大学の法医学教室にて死因究明を目的に行われる解剖です。

 

なお、司法解剖が行われるときは、刑事訴訟法168条1項にのっとり、

警察が裁判所から鑑定処分許可状を得て、

解剖担当者(法医学教室員)が、捜査を担当する検察官や警察署長などの嘱託を受けて行われます。
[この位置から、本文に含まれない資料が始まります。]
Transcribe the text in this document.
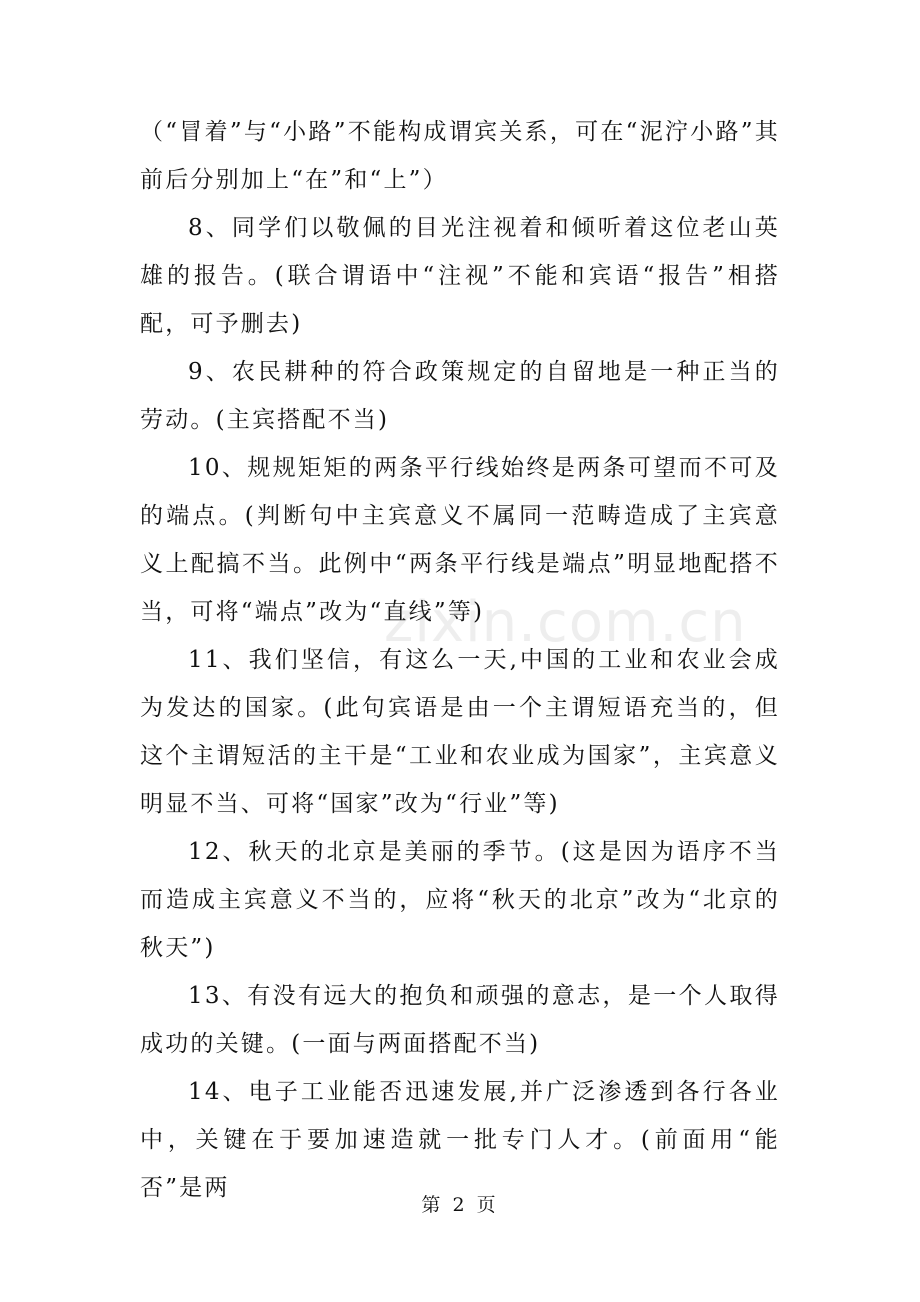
（“冒着”与“小路”不能构成谓宾关系，可在“泥泞小路”其前后分别加上“在”和“上”）

8、同学们以敬佩的目光注视着和倾听着这位老山英雄的报告。(联合谓语中“注视”不能和宾语“报告”相搭配，可予删去)

9、农民耕种的符合政策规定的自留地是一种正当的劳动。(主宾搭配不当)

10、规规矩矩的两条平行线始终是两条可望而不可及的端点。(判断句中主宾意义不属同一范畴造成了主宾意义上配搞不当。此例中“两条平行线是端点”明显地配搭不当，可将“端点”改为“直线”等)

11、我们坚信，有这么一天,中国的工业和农业会成为发达的国家。(此句宾语是由一个主谓短语充当的，但这个主谓短活的主干是“工业和农业成为国家”，主宾意义明显不当、可将“国家”改为“行业”等)

12、秋天的北京是美丽的季节。(这是因为语序不当而造成主宾意义不当的，应将“秋天的北京”改为“北京的秋天”)

13、有没有远大的抱负和顽强的意志，是一个人取得成功的关键。(一面与两面搭配不当)

14、电子工业能否迅速发展,并广泛渗透到各行各业中，关键在于要加速造就一批专门人才。(前面用“能否”是两

zixin.com.cn
第 2 页
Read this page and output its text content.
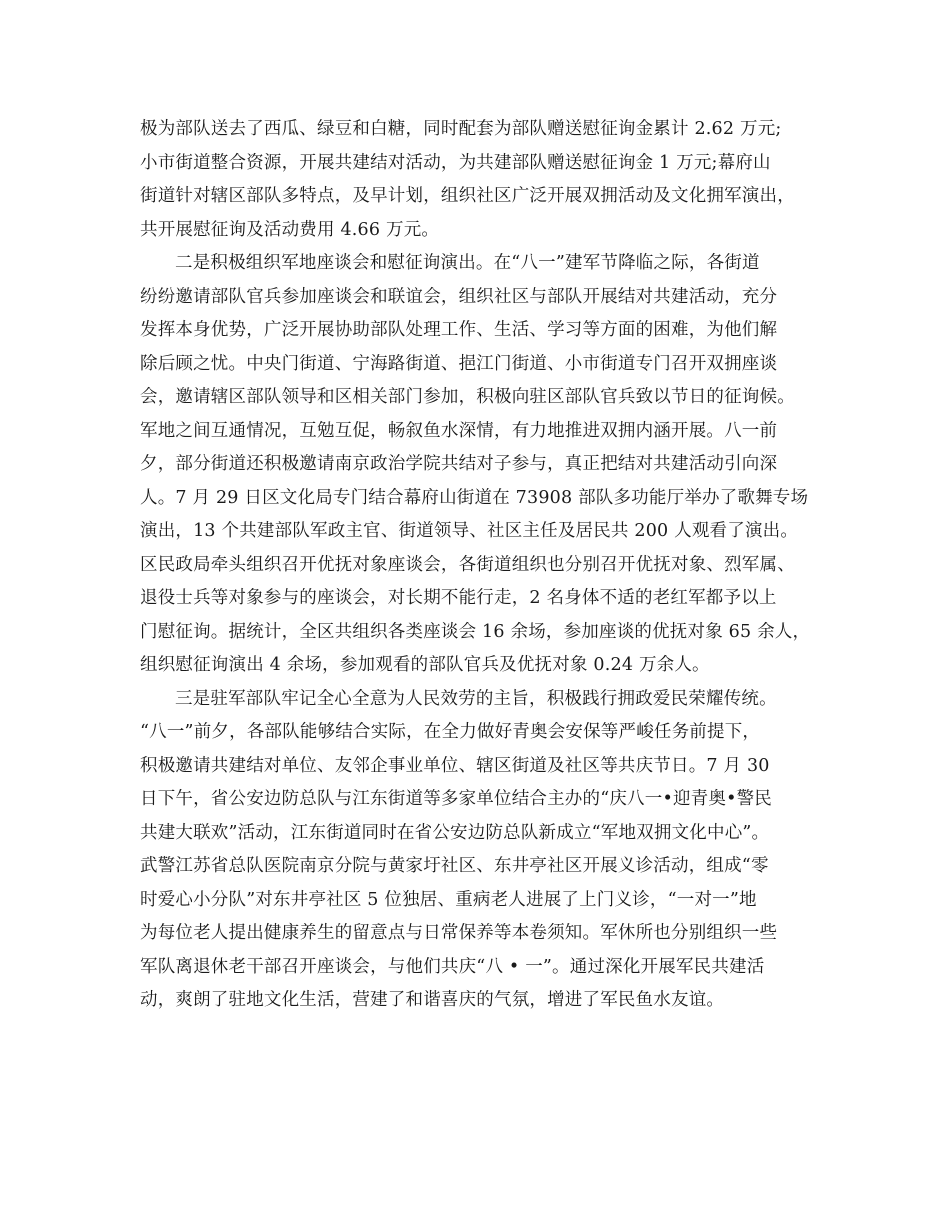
极为部队送去了西瓜、绿豆和白糖，同时配套为部队赠送慰征询金累计 2.62 万元;
小市街道整合资源，开展共建结对活动，为共建部队赠送慰征询金 1 万元;幕府山
街道针对辖区部队多特点，及早计划，组织社区广泛开展双拥活动及文化拥军演出，
共开展慰征询及活动费用 4.66 万元。
二是积极组织军地座谈会和慰征询演出。在“八一”建军节降临之际，各街道
纷纷邀请部队官兵参加座谈会和联谊会，组织社区与部队开展结对共建活动，充分
发挥本身优势，广泛开展协助部队处理工作、生活、学习等方面的困难，为他们解
除后顾之忧。中央门街道、宁海路街道、挹江门街道、小市街道专门召开双拥座谈
会，邀请辖区部队领导和区相关部门参加，积极向驻区部队官兵致以节日的征询候。
军地之间互通情况，互勉互促，畅叙鱼水深情，有力地推进双拥内涵开展。八一前
夕，部分街道还积极邀请南京政治学院共结对子参与，真正把结对共建活动引向深
人。7 月 29 日区文化局专门结合幕府山街道在 73908 部队多功能厅举办了歌舞专场
演出，13 个共建部队军政主官、街道领导、社区主任及居民共 200 人观看了演出。
区民政局牵头组织召开优抚对象座谈会，各街道组织也分别召开优抚对象、烈军属、
退役士兵等对象参与的座谈会，对长期不能行走，2 名身体不适的老红军都予以上
门慰征询。据统计，全区共组织各类座谈会 16 余场，参加座谈的优抚对象 65 余人，
组织慰征询演出 4 余场，参加观看的部队官兵及优抚对象 0.24 万余人。
三是驻军部队牢记全心全意为人民效劳的主旨，积极践行拥政爱民荣耀传统。
“八一”前夕，各部队能够结合实际，在全力做好青奥会安保等严峻任务前提下，
积极邀请共建结对单位、友邻企事业单位、辖区街道及社区等共庆节日。7 月 30
日下午，省公安边防总队与江东街道等多家单位结合主办的“庆八一•迎青奥•警民
共建大联欢”活动，江东街道同时在省公安边防总队新成立“军地双拥文化中心”。
武警江苏省总队医院南京分院与黄家圩社区、东井亭社区开展义诊活动，组成“零
时爱心小分队”对东井亭社区 5 位独居、重病老人进展了上门义诊，“一对一”地
为每位老人提出健康养生的留意点与日常保养等本卷须知。军休所也分别组织一些
军队离退休老干部召开座谈会，与他们共庆“八 • 一”。通过深化开展军民共建活
动，爽朗了驻地文化生活，营建了和谐喜庆的气氛，增进了军民鱼水友谊。
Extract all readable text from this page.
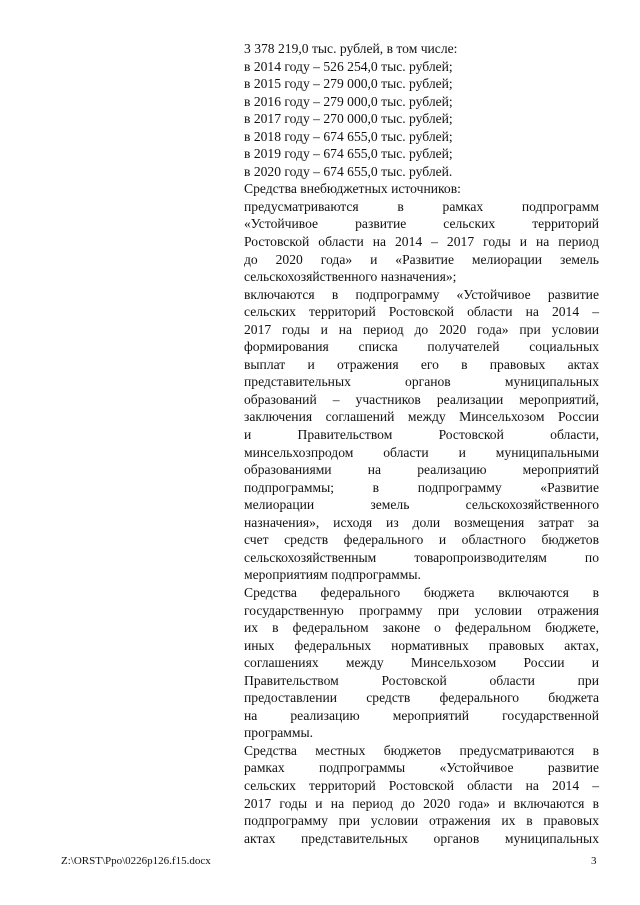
3 378 219,0 тыс. рублей, в том числе:
в 2014 году – 526 254,0 тыс. рублей;
в 2015 году – 279 000,0 тыс. рублей;
в 2016 году – 279 000,0 тыс. рублей;
в 2017 году – 270 000,0 тыс. рублей;
в 2018 году – 674 655,0 тыс. рублей;
в 2019 году – 674 655,0 тыс. рублей;
в 2020 году – 674 655,0 тыс. рублей.
Средства внебюджетных источников:
предусматриваются в рамках подпрограмм
«Устойчивое развитие сельских территорий
Ростовской области на 2014 – 2017 годы и на период
до 2020 года» и «Развитие мелиорации земель
сельскохозяйственного назначения»;
включаются в подпрограмму «Устойчивое развитие
сельских территорий Ростовской области на 2014 –
2017 годы и на период до 2020 года» при условии
формирования списка получателей социальных
выплат и отражения его в правовых актах
представительных органов муниципальных
образований – участников реализации мероприятий,
заключения соглашений между Минсельхозом России
и Правительством Ростовской области,
минсельхозпродом области и муниципальными
образованиями на реализацию мероприятий
подпрограммы; в подпрограмму «Развитие
мелиорации земель сельскохозяйственного
назначения», исходя из доли возмещения затрат за
счет средств федерального и областного бюджетов
сельскохозяйственным товаропроизводителям по
мероприятиям подпрограммы.
Средства федерального бюджета включаются в
государственную программу при условии отражения
их в федеральном законе о федеральном бюджете,
иных федеральных нормативных правовых актах,
соглашениях между Минсельхозом России и
Правительством Ростовской области при
предоставлении средств федерального бюджета
на реализацию мероприятий государственной
программы.
Средства местных бюджетов предусматриваются в
рамках подпрограммы «Устойчивое развитие
сельских территорий Ростовской области на 2014 –
2017 годы и на период до 2020 года» и включаются в
подпрограмму при условии отражения их в правовых
актах представительных органов муниципальных
Z:\ORST\Ppo\0226p126.f15.docx	3
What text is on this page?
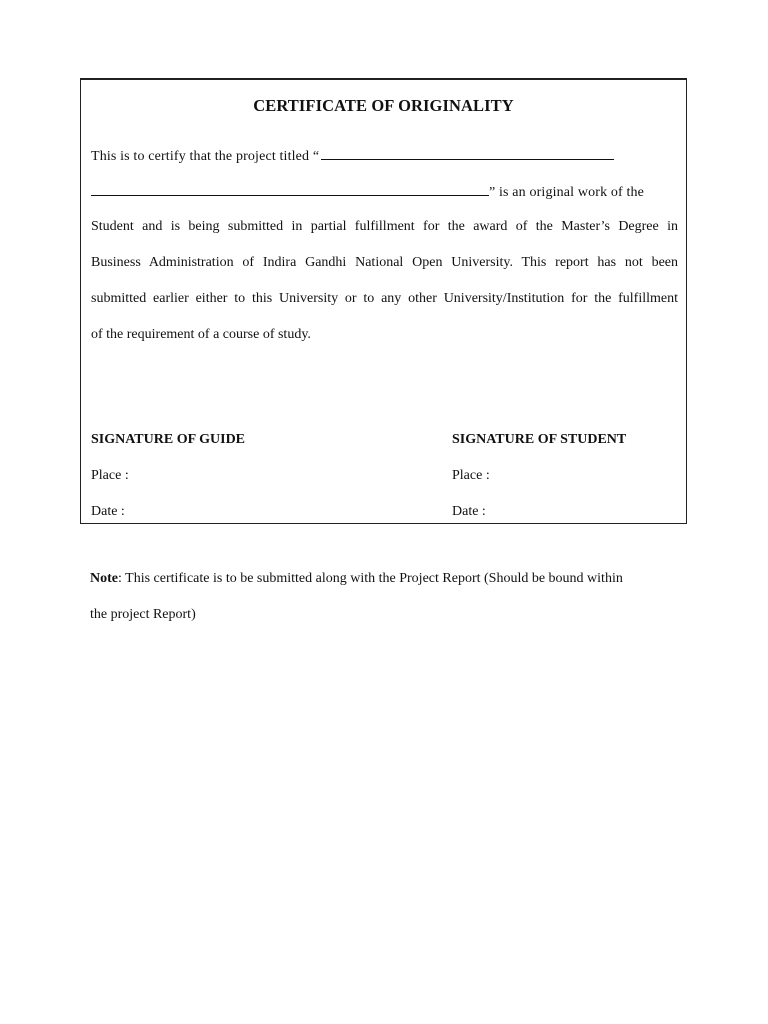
CERTIFICATE OF ORIGINALITY
This is to certify that the project titled “
” is an original work of the
Student and is being submitted in partial fulfillment for the award of the Master’s Degree in
Business Administration of Indira Gandhi National Open University. This report has not been
submitted earlier either to this University or to any other University/Institution for the fulfillment
of the requirement of a course of study.
SIGNATURE OF GUIDE	SIGNATURE OF STUDENT
Place :	Place :
Date :	Date :
Note: This certificate is to be submitted along with the Project Report (Should be bound within
the project Report)
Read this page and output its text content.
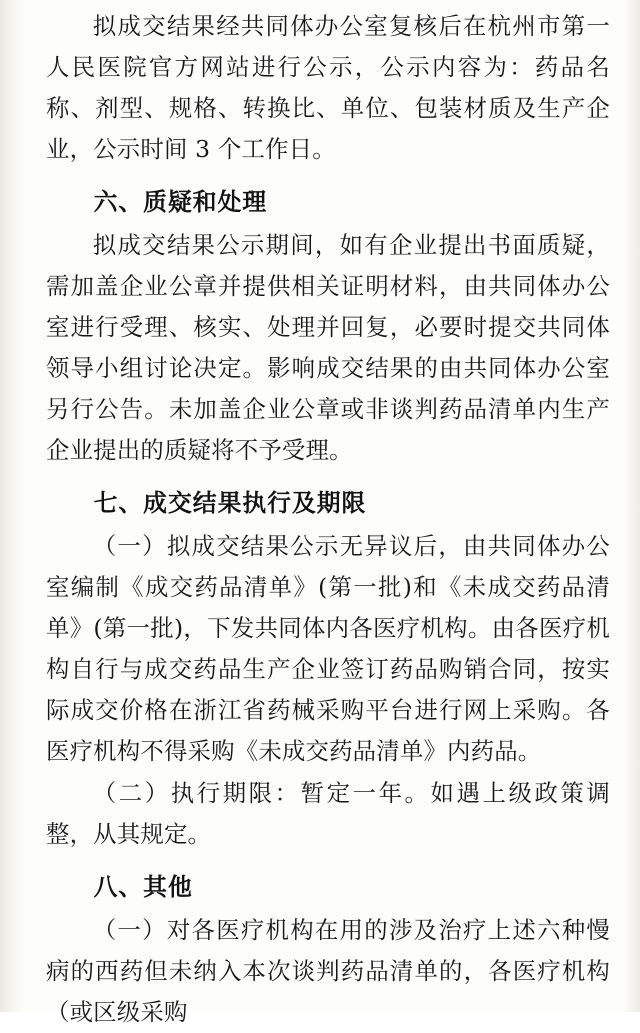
拟成交结果经共同体办公室复核后在杭州市第一人民医院官方网站进行公示，公示内容为：药品名称、剂型、规格、转换比、单位、包装材质及生产企业，公示时间 3 个工作日。

六、质疑和处理

拟成交结果公示期间，如有企业提出书面质疑，需加盖企业公章并提供相关证明材料，由共同体办公室进行受理、核实、处理并回复，必要时提交共同体领导小组讨论决定。影响成交结果的由共同体办公室另行公告。未加盖企业公章或非谈判药品清单内生产企业提出的质疑将不予受理。

七、成交结果执行及期限

（一）拟成交结果公示无异议后，由共同体办公室编制《成交药品清单》(第一批)和《未成交药品清单》(第一批)，下发共同体内各医疗机构。由各医疗机构自行与成交药品生产企业签订药品购销合同，按实际成交价格在浙江省药械采购平台进行网上采购。各医疗机构不得采购《未成交药品清单》内药品。

（二）执行期限：暂定一年。如遇上级政策调整，从其规定。

八、其他

（一）对各医疗机构在用的涉及治疗上述六种慢病的西药但未纳入本次谈判药品清单的，各医疗机构（或区级采购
鑑定処分許可証には執行の強制力があり、遺族は司法解剖を拒否できません

行政解剖(狭義の行政解剖)

検案の項で述べたように、狭義の行政解剖は、

監察医制度が機能している東京23区・大阪市・神戸市において、

事件性なしと判断された変死体に対して、

死因究明を目的に行われる解剖です。

 

この解剖の法的根拠は死体解剖保存法第2条、第7条、第8条であり、

遺族は解剖を拒否できません

 

監察医務院(東京)、監察医事務所(大阪)、監察医務室(神戸)において

監察医によって行われます。

 

ところで、稀に、行政解剖が司法解剖に切り替わることがあります。

変死体の発見から行政解剖にいたるまで、事件性の有無については2度以上チェックが入っていますが、

行政解剖をすることで、「どうやら殺人事件かもしれない」などとわかることがありますす。

その際は、監察医は警察に即座に連絡を入れ、

そのまま司法解剖に切り替わり事件性を視野に入れた解剖が行われることになります。

 

承諾解剖(広義の行政解剖)

検案の項で述べたように、広義の行政解剖は、

監察医制度が無い地域において、

事件性なしと判断されたが、検案だけでは死因が特定できない変死体に対して、

大学の法医学教室で行われる死因究明を目的とした解剖です。

 

目的も手法も狭義の行政解剖と同じですが、

遺族の承諾の有無について違いがあります。

 

この解剖の法的根拠は死体解剖保存法第7条であり、

遺族の承諾を必要とします

 

心情的に解剖してほしくない、と考える遺族は多いですので、

変死体数あたりの解剖件数は監察医制度のある地域ほどは多くありません。

(そもそも解剖するのが大学の法医学教室だけなので、人手も足りません

 

たとえ事件性が無くても、変死体の死因を知ることは、

伝染病、中毒などのから住民を守るという公衆衛生の観点から、重要です。

また既述のとおり、解剖によって事件性が判明することもあります。

行政解剖をしないということは、個人の心情という面では尊重されるべきですが、

公共の福祉という面で言えば、大きな損失といえます。

新法解剖

承諾解剖での問題点を踏まえ、

2013年4月より、監察医制度のない地域においても

事件性のない変死体に対して、

遺族の承諾がなくても警察署長権限で解剖を行うができるようになりました。

 

この解剖の法的根拠は、

「警察等が取り扱う死体の死因又は身元の調査等に関する法律」の第6条であり、

警察署長は、あらかじめ遺族に解剖がある旨を説明しなければならない、とあります。

これは、裏を返せば、

遺族の納得や説明の完了を待っていては解剖の目的を達することができないときは、

解剖を強行できるということです。

(けっしてむやみに解剖を乱発してよいわけではありません)

 

司法解剖のような煩雑な手続きが不要で、

承諾解剖のような遺族の承諾も不要ということで、

今後取り扱い件数が増えていくものと思われます。

 

ただし、これについては解剖して死因を知っておきたい警察側にとって都合がよいものの、

受け入れ側の法医学教室側からすると負担が増えることになりますので、

運用面でこの先詰めていかなければならない部分がまだまだあるでしょう。

法医学者

上の記事では、死因究明について一連の流れと詳細を述べてきましたが、

法医学者は、医師免許を取得したのち大学の法医学教室に籍を置き

上述の実務(司法解剖承諾解剖新法解剖)を行うことになります。

 

また、法医学者は大学に籍を置くので、実務のほかにも

死因究明に関する研究や、法律文献調査学生への講義を行ったりもします。

 

また、東京・大阪・神戸のような監察医制度が整備されている大都市にある大学の場合、

監察医も兼務し、毎週1,2度、監察医務院等に派遣されたりもします。

監察医

上述の実務面のうち、

犯罪性が無いと判断された変死体に対して、

検案および行政解剖を行うのが監察医です。

 

東京では監察医務院、大阪では監察医事務所、神戸では監察医務室に所属します。

法医学者の項でも書きましたが、常勤の監察医が不足しているので、

大学の法医学教室所属の医師が、監察医を兼務することもあります。